Many companies in the consumer goods sector, especially in electronics, encounter many problems with the online sale of counterfeit products. Managing reputation is difficult enough but the problem of fake or counterfeit goods has been growing rapidly in the last few years with the growth of e-commerce platforms and the explosion in online sales. With complex supply chains and multichannel sales keeping track of every single route to market is incredibly difficult.
Counterfeit and fake goods are available not only through unauthorized online channels but even the large legacy sites like Amazon are used for counterfeit products. In this case, we describe how Natural Language Processing (NLP) techniques can be used to trace and attack counterfeits on e-commerce platforms.
Why should you read this case study?
Tracking counterfeit and fake goods is a complex difficult task. It can be a major challenge for those working brand management, sales channels and marketing as well as legal teams.
Is counterfeiting something you fight every day? Are you side by side with your legal department talking with your resellers to hunt after counterfeits? Are you working in brand management in a sector where counterfeiting may affect your brand reputation? Do you work in a complex multi channel environment where customers are often faced with counterfeit goods? Read this article and we will see how customer feedback analysis can allow you to be more effective in your work in controlling and managing your brand.
How to find counterfeits through customer feedback?
Using NLP (Natural Language Processing) techniques to trace counterfeits is a completely new approach. Nevertheless, Wonderflow has taken on the challenge to do so for one of its clients that produce a large range of electronic devices for consumers.
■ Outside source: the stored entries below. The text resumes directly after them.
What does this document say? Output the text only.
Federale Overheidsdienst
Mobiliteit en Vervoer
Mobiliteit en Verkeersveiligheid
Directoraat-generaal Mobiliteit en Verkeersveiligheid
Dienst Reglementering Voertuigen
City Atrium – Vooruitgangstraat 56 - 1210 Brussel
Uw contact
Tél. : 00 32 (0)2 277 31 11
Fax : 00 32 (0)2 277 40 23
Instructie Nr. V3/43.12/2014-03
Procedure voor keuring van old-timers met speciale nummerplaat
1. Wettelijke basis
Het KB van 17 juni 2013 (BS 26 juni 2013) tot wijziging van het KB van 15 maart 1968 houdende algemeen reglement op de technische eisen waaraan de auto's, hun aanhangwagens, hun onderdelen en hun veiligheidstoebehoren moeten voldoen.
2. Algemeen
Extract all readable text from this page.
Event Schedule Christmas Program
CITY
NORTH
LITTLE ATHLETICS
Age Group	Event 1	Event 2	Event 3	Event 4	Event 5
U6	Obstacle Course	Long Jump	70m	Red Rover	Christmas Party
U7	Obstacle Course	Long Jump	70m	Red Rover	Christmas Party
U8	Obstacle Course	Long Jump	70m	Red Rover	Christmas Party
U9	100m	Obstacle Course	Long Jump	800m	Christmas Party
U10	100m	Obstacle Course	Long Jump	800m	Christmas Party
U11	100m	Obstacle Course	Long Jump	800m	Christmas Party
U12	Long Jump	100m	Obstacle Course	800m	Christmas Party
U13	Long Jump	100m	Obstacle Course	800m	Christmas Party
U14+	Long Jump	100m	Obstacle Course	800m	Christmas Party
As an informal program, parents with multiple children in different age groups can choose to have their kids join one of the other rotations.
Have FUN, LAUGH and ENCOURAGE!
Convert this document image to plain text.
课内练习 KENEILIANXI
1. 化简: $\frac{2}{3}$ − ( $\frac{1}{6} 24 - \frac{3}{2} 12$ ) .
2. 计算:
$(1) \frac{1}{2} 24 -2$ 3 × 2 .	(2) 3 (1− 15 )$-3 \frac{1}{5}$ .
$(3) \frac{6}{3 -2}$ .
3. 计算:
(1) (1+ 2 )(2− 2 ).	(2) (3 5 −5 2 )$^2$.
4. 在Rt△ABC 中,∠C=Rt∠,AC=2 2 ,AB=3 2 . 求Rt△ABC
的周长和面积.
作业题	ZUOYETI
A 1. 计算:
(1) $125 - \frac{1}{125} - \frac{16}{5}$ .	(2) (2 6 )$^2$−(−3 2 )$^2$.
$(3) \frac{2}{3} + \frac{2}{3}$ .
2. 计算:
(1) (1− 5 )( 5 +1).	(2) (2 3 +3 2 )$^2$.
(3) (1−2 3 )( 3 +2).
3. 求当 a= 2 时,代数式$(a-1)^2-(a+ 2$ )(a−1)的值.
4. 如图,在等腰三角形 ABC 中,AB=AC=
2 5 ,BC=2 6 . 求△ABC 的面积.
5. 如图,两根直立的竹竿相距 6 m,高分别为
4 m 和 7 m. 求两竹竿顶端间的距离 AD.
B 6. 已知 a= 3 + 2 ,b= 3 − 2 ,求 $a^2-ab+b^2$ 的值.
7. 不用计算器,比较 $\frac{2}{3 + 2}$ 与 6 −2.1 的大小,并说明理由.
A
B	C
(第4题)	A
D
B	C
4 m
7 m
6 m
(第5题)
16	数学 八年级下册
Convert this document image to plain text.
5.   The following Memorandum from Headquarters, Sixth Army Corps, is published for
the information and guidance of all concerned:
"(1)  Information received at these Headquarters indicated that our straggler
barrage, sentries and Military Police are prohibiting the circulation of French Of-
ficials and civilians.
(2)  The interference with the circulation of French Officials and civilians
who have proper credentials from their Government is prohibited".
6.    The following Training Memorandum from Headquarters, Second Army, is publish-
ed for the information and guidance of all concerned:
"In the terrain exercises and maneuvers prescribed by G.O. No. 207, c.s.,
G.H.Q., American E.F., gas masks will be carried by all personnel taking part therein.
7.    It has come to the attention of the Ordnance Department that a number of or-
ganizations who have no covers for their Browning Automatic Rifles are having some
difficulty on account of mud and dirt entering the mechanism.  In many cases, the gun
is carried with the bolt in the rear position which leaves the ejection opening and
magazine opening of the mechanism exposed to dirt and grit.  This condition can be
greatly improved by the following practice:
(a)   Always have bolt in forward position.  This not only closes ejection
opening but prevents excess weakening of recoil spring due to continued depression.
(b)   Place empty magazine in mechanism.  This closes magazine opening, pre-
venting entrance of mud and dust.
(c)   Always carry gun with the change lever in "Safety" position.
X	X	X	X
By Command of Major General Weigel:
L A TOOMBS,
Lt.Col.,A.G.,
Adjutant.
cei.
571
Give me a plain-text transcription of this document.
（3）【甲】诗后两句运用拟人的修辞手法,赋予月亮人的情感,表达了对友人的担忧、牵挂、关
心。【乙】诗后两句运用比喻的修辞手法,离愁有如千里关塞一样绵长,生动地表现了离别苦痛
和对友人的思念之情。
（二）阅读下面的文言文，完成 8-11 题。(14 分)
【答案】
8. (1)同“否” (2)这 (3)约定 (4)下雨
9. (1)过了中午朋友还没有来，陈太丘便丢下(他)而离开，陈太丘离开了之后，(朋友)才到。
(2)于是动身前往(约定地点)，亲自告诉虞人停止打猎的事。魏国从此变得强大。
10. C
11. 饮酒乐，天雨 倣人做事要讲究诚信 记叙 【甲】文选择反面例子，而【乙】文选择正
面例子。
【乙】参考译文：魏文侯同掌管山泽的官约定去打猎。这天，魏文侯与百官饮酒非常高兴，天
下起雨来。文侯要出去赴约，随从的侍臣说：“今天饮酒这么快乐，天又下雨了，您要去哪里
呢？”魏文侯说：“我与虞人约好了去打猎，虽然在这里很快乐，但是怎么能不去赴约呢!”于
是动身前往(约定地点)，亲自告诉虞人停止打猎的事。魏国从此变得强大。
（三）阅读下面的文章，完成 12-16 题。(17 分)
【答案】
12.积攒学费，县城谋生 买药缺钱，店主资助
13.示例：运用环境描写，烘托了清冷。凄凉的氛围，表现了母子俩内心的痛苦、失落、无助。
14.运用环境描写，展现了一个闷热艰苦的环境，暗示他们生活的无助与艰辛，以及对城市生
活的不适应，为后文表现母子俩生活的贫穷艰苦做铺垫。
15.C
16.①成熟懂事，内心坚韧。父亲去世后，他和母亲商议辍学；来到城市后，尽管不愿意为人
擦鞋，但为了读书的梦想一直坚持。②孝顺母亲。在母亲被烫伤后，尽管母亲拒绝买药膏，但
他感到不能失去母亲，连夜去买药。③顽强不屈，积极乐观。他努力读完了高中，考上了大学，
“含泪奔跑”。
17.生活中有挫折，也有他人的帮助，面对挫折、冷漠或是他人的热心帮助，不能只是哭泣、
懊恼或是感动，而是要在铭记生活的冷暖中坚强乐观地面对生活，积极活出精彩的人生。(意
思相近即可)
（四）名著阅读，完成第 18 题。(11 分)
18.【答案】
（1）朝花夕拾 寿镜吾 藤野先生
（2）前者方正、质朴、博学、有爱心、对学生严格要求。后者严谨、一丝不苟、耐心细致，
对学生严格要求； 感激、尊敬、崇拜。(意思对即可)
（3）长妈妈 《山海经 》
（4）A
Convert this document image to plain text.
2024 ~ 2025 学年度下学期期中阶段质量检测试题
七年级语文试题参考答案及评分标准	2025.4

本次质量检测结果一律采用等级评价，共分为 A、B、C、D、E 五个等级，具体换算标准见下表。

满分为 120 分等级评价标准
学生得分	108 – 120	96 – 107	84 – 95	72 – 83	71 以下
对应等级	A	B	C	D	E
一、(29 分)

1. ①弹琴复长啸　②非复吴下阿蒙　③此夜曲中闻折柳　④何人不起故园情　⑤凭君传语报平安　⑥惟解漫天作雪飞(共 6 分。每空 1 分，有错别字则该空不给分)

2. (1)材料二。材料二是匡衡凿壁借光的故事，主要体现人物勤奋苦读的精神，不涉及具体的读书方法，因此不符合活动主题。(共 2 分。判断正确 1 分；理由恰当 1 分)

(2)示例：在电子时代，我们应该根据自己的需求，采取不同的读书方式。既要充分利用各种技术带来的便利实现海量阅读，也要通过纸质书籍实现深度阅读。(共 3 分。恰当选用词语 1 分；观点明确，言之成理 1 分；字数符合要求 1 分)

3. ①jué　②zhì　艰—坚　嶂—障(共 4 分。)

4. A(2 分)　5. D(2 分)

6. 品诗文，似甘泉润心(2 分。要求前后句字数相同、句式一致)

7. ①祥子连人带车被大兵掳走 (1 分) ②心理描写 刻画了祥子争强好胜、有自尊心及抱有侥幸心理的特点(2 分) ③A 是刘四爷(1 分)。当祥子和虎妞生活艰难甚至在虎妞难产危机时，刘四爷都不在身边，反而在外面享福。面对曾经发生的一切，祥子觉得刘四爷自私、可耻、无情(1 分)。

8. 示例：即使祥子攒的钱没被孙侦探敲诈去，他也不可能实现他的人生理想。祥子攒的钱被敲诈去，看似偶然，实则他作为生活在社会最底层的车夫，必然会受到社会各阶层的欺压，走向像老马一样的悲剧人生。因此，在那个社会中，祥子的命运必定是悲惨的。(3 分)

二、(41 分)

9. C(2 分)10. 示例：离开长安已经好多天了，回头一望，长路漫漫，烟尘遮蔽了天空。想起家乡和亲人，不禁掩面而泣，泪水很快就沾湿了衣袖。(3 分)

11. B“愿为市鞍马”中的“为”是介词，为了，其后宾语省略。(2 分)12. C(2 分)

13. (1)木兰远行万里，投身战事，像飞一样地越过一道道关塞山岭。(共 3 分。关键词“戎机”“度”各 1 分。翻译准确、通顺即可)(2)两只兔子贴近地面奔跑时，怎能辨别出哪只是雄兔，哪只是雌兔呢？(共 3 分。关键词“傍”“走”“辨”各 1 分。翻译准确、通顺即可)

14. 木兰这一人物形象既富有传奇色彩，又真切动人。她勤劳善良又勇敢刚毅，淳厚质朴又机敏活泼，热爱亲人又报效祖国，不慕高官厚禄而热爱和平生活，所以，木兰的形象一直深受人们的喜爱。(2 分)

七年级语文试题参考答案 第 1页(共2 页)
Wonderflow’s first challenge was to run extensive analysis on how to trace the specific reviews that refer to counterfeits. Our NLP engine scanned several e-commerce platforms with the aim of finding reviews where buyers seem to complain about fake products. After uploading and cleaning the data, The Wonderflow AI trained itself to understand the kind of language and sentiment customers were using which would refer to a counterfeit product.
Through identifying the purchase channel we were able to identify that in some cases up to 70% of the products sold on a specific website, were fake! So with the help of buyers and their feedback, Wonderflow was able to find many instances of fake products being sold as legitimate, cheating not just our client but hundreds or even thousands of customers as well.
The challenges we faced:
- Extensive analysis to find the right topics and language used by customers when referring to fake products they bought
- Establish cooperation from the independent e-commerce platforms to delete traced counterfeit goods*
- Make sure all activity was done within the legal boundaries
* After identifying this large group of fake listings, the e-commerce platform was not willing to remove the products from their website. Only when Wonderflow’s client company filed a lawsuit did they begin to cooperate with the company. Until then, not only was the brand being damaged, but buyers were losing their money.
You may imitate, but never counterfeit
- The company is now able to decrease counterfeits being online within 90 days through proactive analysis
- Enormous financial upside for the client. A conservative calculation showed that the company saved itself 15 million USD in missed sales as well as the cost associated with less brand damage per year
- Huge advantage for e-commerce reseller in fewer returns, less commercial loss, building consumer trust through supplying real brands
The information in this case study is confidential. Brands and company names are anonymized.